Lundi 16 février 2009
L'Observatoire Caisse d'Epargne 2009 - Les Français voyaient la crise venir

Comme chaque année, l'Observatoire Caisse d'Epargne apporte sa moisson d'observations pertinentes. Le rapport commence très fort en soulignant que contrairement aux élites, aux politiques et aux économistes, les Français ressentaient la crise dès l'automne 2007. Un an avant le déclenchement officiel de la crise, 72 % des Français jugeaient " plutôt " ou " très mauvaise " la situation économique. Malgré une surmédiatisation, la crise est vécue comme " une crise de plus " comme une punition nécessaire à la moralisation.

Néanmoins; 71 % sont inquiets pour les enfants/petits enfants, 58 % pour leur pension de retraite et 44 % des actifs pour leur emploi sous deux ans. Ces niveaux de pessimisme sont exceptionnels.

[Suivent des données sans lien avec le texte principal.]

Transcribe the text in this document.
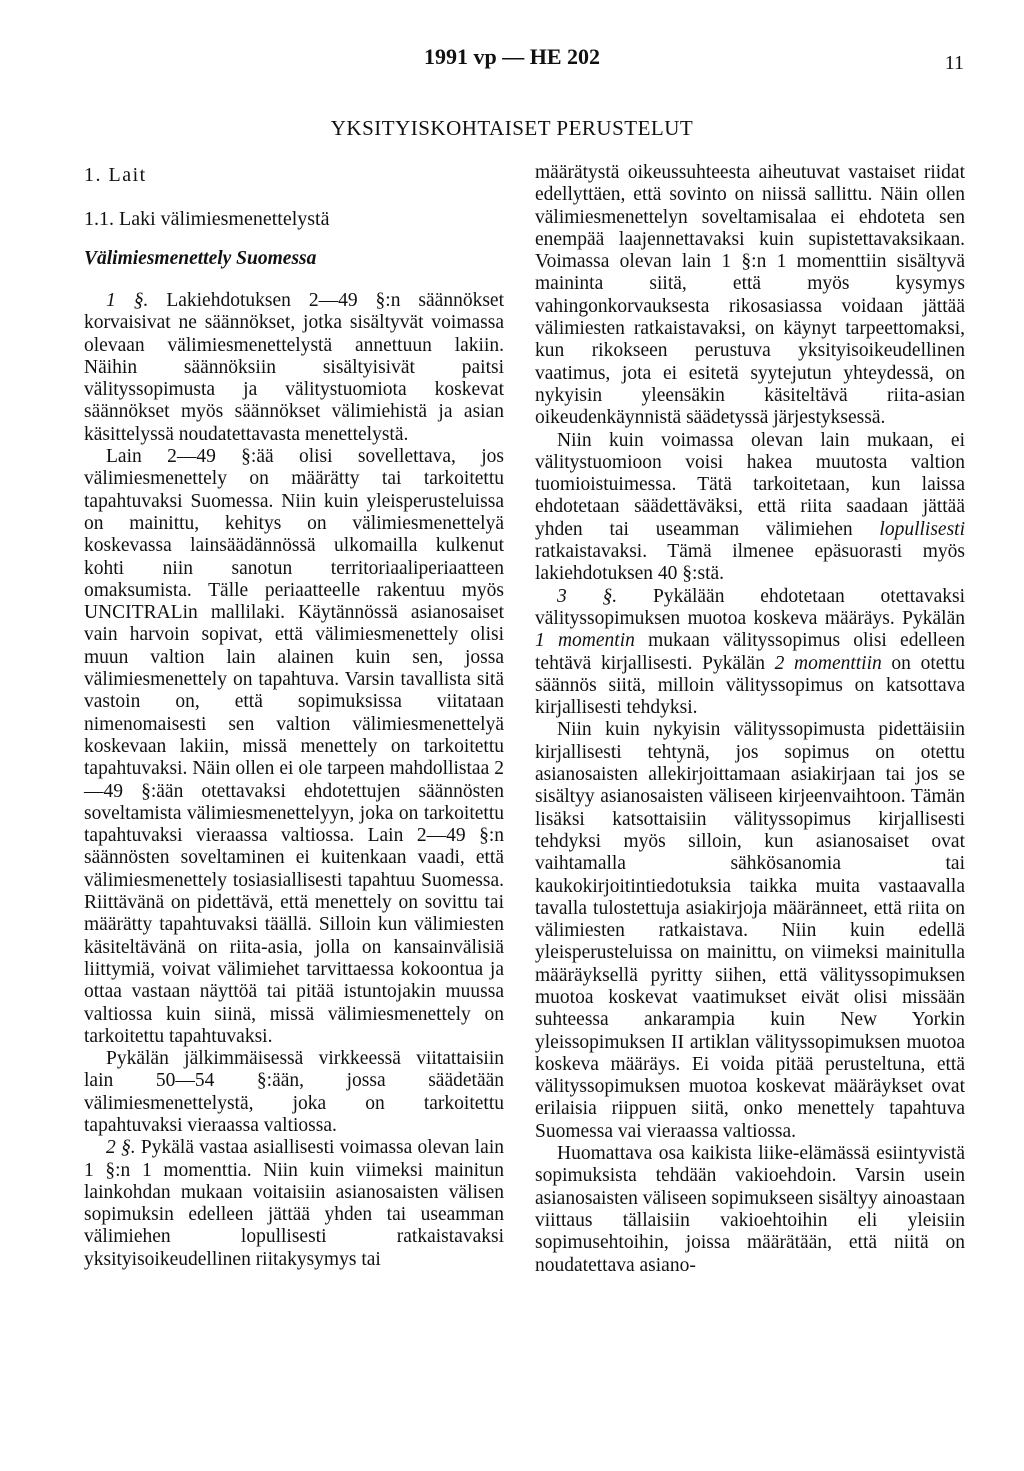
1991 vp — HE 202	11
YKSITYISKOHTAISET PERUSTELUT
1. Lait
1.1. Laki välimiesmenettelystä
Välimiesmenettely Suomessa

1 §. Lakiehdotuksen 2—49 §:n säännökset korvaisivat ne säännökset, jotka sisältyvät voimassa olevaan välimiesmenettelystä annettuun lakiin. Näihin säännöksiin sisältyisivät paitsi välityssopimusta ja välitystuomiota koskevat säännökset myös säännökset välimiehistä ja asian käsittelyssä noudatettavasta menettelystä.

Lain 2—49 §:ää olisi sovellettava, jos välimiesmenettely on määrätty tai tarkoitettu tapahtuvaksi Suomessa. Niin kuin yleisperusteluissa on mainittu, kehitys on välimiesmenettelyä koskevassa lainsäädännössä ulkomailla kulkenut kohti niin sanotun territoriaaliperiaatteen omaksumista. Tälle periaatteelle rakentuu myös UNCITRALin mallilaki. Käytännössä asianosaiset vain harvoin sopivat, että välimiesmenettely olisi muun valtion lain alainen kuin sen, jossa välimiesmenettely on tapahtuva. Varsin tavallista sitä vastoin on, että sopimuksissa viitataan nimenomaisesti sen valtion välimiesmenettelyä koskevaan lakiin, missä menettely on tarkoitettu tapahtuvaksi. Näin ollen ei ole tarpeen mahdollistaa 2—49 §:ään otettavaksi ehdotettujen säännösten soveltamista välimiesmenettelyyn, joka on tarkoitettu tapahtuvaksi vieraassa valtiossa. Lain 2—49 §:n säännösten soveltaminen ei kuitenkaan vaadi, että välimiesmenettely tosiasiallisesti tapahtuu Suomessa. Riittävänä on pidettävä, että menettely on sovittu tai määrätty tapahtuvaksi täällä. Silloin kun välimiesten käsiteltävänä on riita-asia, jolla on kansainvälisiä liittymiä, voivat välimiehet tarvittaessa kokoontua ja ottaa vastaan näyttöä tai pitää istuntojakin muussa valtiossa kuin siinä, missä välimiesmenettely on tarkoitettu tapahtuvaksi.

Pykälän jälkimmäisessä virkkeessä viitattaisiin lain 50—54 §:ään, jossa säädetään välimiesmenettelystä, joka on tarkoitettu tapahtuvaksi vieraassa valtiossa.

2 §. Pykälä vastaa asiallisesti voimassa olevan lain 1 §:n 1 momenttia. Niin kuin viimeksi mainitun lainkohdan mukaan voitaisiin asianosaisten välisen sopimuksin edelleen jättää yhden tai useamman välimiehen lopullisesti ratkaistavaksi yksityisoikeudellinen riitakysymys tai

määrätystä oikeussuhteesta aiheutuvat vastaiset riidat edellyttäen, että sovinto on niissä sallittu. Näin ollen välimiesmenettelyn soveltamisalaa ei ehdoteta sen enempää laajennettavaksi kuin supistettavaksikaan. Voimassa olevan lain 1 §:n 1 momenttiin sisältyvä maininta siitä, että myös kysymys vahingonkorvauksesta rikosasiassa voidaan jättää välimiesten ratkaistavaksi, on käynyt tarpeettomaksi, kun rikokseen perustuva yksityisoikeudellinen vaatimus, jota ei esitetä syytejutun yhteydessä, on nykyisin yleensäkin käsiteltävä riita-asian oikeudenkäynnistä säädetyssä järjestyksessä.

Niin kuin voimassa olevan lain mukaan, ei välitystuomioon voisi hakea muutosta valtion tuomioistuimessa. Tätä tarkoitetaan, kun laissa ehdotetaan säädettäväksi, että riita saadaan jättää yhden tai useamman välimiehen lopullisesti ratkaistavaksi. Tämä ilmenee epäsuorasti myös lakiehdotuksen 40 §:stä.

3 §. Pykälään ehdotetaan otettavaksi välityssopimuksen muotoa koskeva määräys. Pykälän 1 momentin mukaan välityssopimus olisi edelleen tehtävä kirjallisesti. Pykälän 2 momenttiin on otettu säännös siitä, milloin välityssopimus on katsottava kirjallisesti tehdyksi.

Niin kuin nykyisin välityssopimusta pidettäisiin kirjallisesti tehtynä, jos sopimus on otettu asianosaisten allekirjoittamaan asiakirjaan tai jos se sisältyy asianosaisten väliseen kirjeenvaihtoon. Tämän lisäksi katsottaisiin välityssopimus kirjallisesti tehdyksi myös silloin, kun asianosaiset ovat vaihtamalla sähkösanomia tai kaukokirjoitintiedotuksia taikka muita vastaavalla tavalla tulostettuja asiakirjoja määränneet, että riita on välimiesten ratkaistava. Niin kuin edellä yleisperusteluissa on mainittu, on viimeksi mainitulla määräyksellä pyritty siihen, että välityssopimuksen muotoa koskevat vaatimukset eivät olisi missään suhteessa ankarampia kuin New Yorkin yleissopimuksen II artiklan välityssopimuksen muotoa koskeva määräys. Ei voida pitää perusteltuna, että välityssopimuksen muotoa koskevat määräykset ovat erilaisia riippuen siitä, onko menettely tapahtuva Suomessa vai vieraassa valtiossa.

Huomattava osa kaikista liike-elämässä esiintyvistä sopimuksista tehdään vakioehdoin. Varsin usein asianosaisten väliseen sopimukseen sisältyy ainoastaan viittaus tällaisiin vakioehtoihin eli yleisiin sopimusehtoihin, joissa määrätään, että niitä on noudatettava asiano-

Les catégories plus modestes (les ouvriers, les employés) s'estiment davantage en première ligne face aux risques de chômage. elles sont rejointes dans une inquiètude identique par les professions intermédiaires. Signe que le décrochage des classes moyennes s'accentue. Dans ce climat anxiogène, les Français se recentrent sur la solidarité familiale:
aider financièrement les jeunes,
protéger les proches en cas de décès ou d'accident.
Ce phénomène est vrai chez les 25-45 ans et chez les seniors.

Ainsi si donner une éducation, un bagage solide à ces enfants chute de 51 à 43 %, "donner de quoi leur permettre d'acheter un logement" grimpe de 26 à 31 %. Ceci illustre une crispation autour du patrimoine notamment immobilier. Pour les 25-34 ans, se constituer un patrimoine représente une forte préoccupation pour 38 % en hausse de 9 points depuis 2001.

Dans la crise, 60 % des Français disent aujourd'hui " faire plus attention à leurs dépenses ", ils épargnent à quasi égalité pour être autonome et se rassurer face à l'avenir.

Exercice réthorique obligé, l'Observatoire de cette année distingue 6 profils :
- les " Distanciés " (16,5 % de la population) et les " Contraints " (17,5 %) s'inquiètent fortement de l'avenir ; disposant de revenus réduits, ils privilégient une épargne sûre et disponible offrant un bouclier protecteur.
- les " Prudents " (20,4 %) et les " Vigilants " (13,5 %), davantage représentatifs de classes moyennes, oscillent entre préservation d'une qualité de vie (les " Prudents ") et sécurisation de l'avenir (les " Vigilants "), via des placements diversifiés mais peu risqués.
- les " Audacieux " (17,8 %) et les " Confiants " (14,3 %), les plus aisés, se sentent peu remis en cause dans leur sécurité financière ; plus opportunistes, pour les premiers, ou tempérés dans leurs arbitrages, pour les seconds, ils sont centrés sur la constitution ou la valorisation de leur patrimoine, au prix d'une dose de risque pour leurs placements.